Antonio Sebastián de Toledo, y aunque brilló por su gran inteligencia en la Corte, prefirió el convento al matrimonio.

“No era mística, pero al ser monja evitaba ser oprimida por los hombres. Sabía manejar muy bien la política. Estaba protegida por el virrey, desafiaba el autoritarismo de la Iglesia, y era libre para escribir, opinar y decir lo que sea”, insistió Luke.

La misma Sor Juana lo define así, “Vivir sola. no tener ocupación alguna obligatoria que embarazase la libertad de mi estudio, ni rumor de comunidad que impidiese el sosegado silencio de mis libros”.

Gregorio Luke que ha dedicado más de 20 años a estudiar a Sor Juana, reconoce que era poseedora de una mente moderna, que experimentaba no sólo con las letras y la música, sino también con la ciencia. Tenía una de las mejores bibliotecas de la Nueva España y un telescopio, por lo que su celda era punto de reunión de poetas e intelectuales.

Insiste en calificarla como la primera feminista del mundo, ya que luchó para lograr reivindicar el derecho de las mujeres al aprendizaje. Sólo basta leer sus propios escritos, el conocimiento “no solo les es lícito, sino muy provechoso”.

Fue una gran amiga de Luisa Manrique de Lara, esposa del virrey Tomás Antonio de la Cerda, e intercambió muchas cartas con ella, que han sido malinterpretadas por muchos.

“Octavio Paz también estudió los escritos de Sor Juana, y coincido con él en que el romanticismo que se aprecia en sus cartas no era necesariamente amor”, explicó Gregorio Luke en una conferencia impartida en el Museo de Arte de San Diego. Él interpreta sus cartas como un manifiesto al romanticismo, con sus ideas más sublimes, dichas ante quien tanto confía.

Cuando decae el virreinato, Sor Juana pierde protección y se ve acusada duramente por un “misógino”, como cataloga Gregorio Luke, al obispo de Puebla Manuel Fernández de Santa Cruz.

“Sor Juana dijo que el gran regalo de Dios no es la eucaristía. El mejor favor de Dios es no hacernos ningún favor, porque al ignorarnos nos da el libre albedrío. Nos dio la libertad”, puntualizo Gregorio Luke.

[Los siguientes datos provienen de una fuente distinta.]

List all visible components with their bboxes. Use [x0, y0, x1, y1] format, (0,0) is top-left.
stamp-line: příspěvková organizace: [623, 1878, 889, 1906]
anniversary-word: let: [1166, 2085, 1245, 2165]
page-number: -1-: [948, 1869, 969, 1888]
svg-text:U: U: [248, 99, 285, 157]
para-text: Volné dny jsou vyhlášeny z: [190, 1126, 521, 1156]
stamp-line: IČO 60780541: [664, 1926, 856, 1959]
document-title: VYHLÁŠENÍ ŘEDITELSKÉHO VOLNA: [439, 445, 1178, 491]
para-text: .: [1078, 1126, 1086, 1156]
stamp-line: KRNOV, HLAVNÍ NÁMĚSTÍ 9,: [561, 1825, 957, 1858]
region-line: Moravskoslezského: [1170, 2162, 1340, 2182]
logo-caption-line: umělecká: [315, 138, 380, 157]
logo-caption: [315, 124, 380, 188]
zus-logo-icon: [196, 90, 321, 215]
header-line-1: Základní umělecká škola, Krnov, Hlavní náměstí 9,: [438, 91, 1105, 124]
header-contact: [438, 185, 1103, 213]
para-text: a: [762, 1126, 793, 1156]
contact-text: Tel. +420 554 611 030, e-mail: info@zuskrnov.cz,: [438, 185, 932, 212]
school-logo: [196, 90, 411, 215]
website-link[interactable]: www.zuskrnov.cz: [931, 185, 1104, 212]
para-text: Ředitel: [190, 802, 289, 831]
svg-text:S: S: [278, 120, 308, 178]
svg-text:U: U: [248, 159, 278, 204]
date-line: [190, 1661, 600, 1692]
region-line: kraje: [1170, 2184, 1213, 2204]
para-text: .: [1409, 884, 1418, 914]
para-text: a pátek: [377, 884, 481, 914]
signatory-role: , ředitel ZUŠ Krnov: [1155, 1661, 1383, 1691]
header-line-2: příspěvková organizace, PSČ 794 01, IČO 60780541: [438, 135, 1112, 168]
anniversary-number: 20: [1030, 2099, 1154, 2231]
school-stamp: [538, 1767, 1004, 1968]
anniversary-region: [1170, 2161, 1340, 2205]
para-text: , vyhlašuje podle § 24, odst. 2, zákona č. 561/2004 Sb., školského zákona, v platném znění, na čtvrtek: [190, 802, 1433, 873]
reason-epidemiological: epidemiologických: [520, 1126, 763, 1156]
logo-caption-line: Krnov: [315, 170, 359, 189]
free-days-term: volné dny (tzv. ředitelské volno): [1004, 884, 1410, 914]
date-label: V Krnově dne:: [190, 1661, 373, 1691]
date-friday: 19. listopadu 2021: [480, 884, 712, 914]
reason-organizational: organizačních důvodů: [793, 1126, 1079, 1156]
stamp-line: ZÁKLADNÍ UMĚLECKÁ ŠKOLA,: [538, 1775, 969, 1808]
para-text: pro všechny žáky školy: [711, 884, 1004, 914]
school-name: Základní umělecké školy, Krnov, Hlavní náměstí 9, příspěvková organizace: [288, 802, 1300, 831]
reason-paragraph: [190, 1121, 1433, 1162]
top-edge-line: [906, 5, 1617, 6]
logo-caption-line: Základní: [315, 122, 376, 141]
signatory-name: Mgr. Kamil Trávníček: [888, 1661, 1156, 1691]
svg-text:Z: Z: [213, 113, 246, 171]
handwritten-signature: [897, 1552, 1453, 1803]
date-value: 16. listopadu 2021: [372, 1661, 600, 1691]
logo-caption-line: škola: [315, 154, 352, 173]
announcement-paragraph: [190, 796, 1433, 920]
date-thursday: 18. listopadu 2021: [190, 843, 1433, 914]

Ante la acusación de herejía, Sor Juana tuvo que retractarse y escribir públicamente “Yo soy la peor del mundo”, antes de retirarse de la vida pública y dejar a un lado sus escritos como acto de humildad. El clero le confiscó su biblioteca y todos sus derechos especiales, hasta que falleció a los 44 años víctima de tifus, mientras vivía en silencio y prácticamente en el anonimato.

Con el paso de los siglos, sus grandes escritos han salido a la luz. El retrato de Sor Juana Inés de la Cruz de Miguel Cabrera que difícilmente sale de México, estuvo recientemente en el Museo de Arte de San Diego como parte de la exposición Arte e Imperio, el siglo de oro de España.

Esta famosa pintura está representada en los billetes de $200 pesos que circulan en México.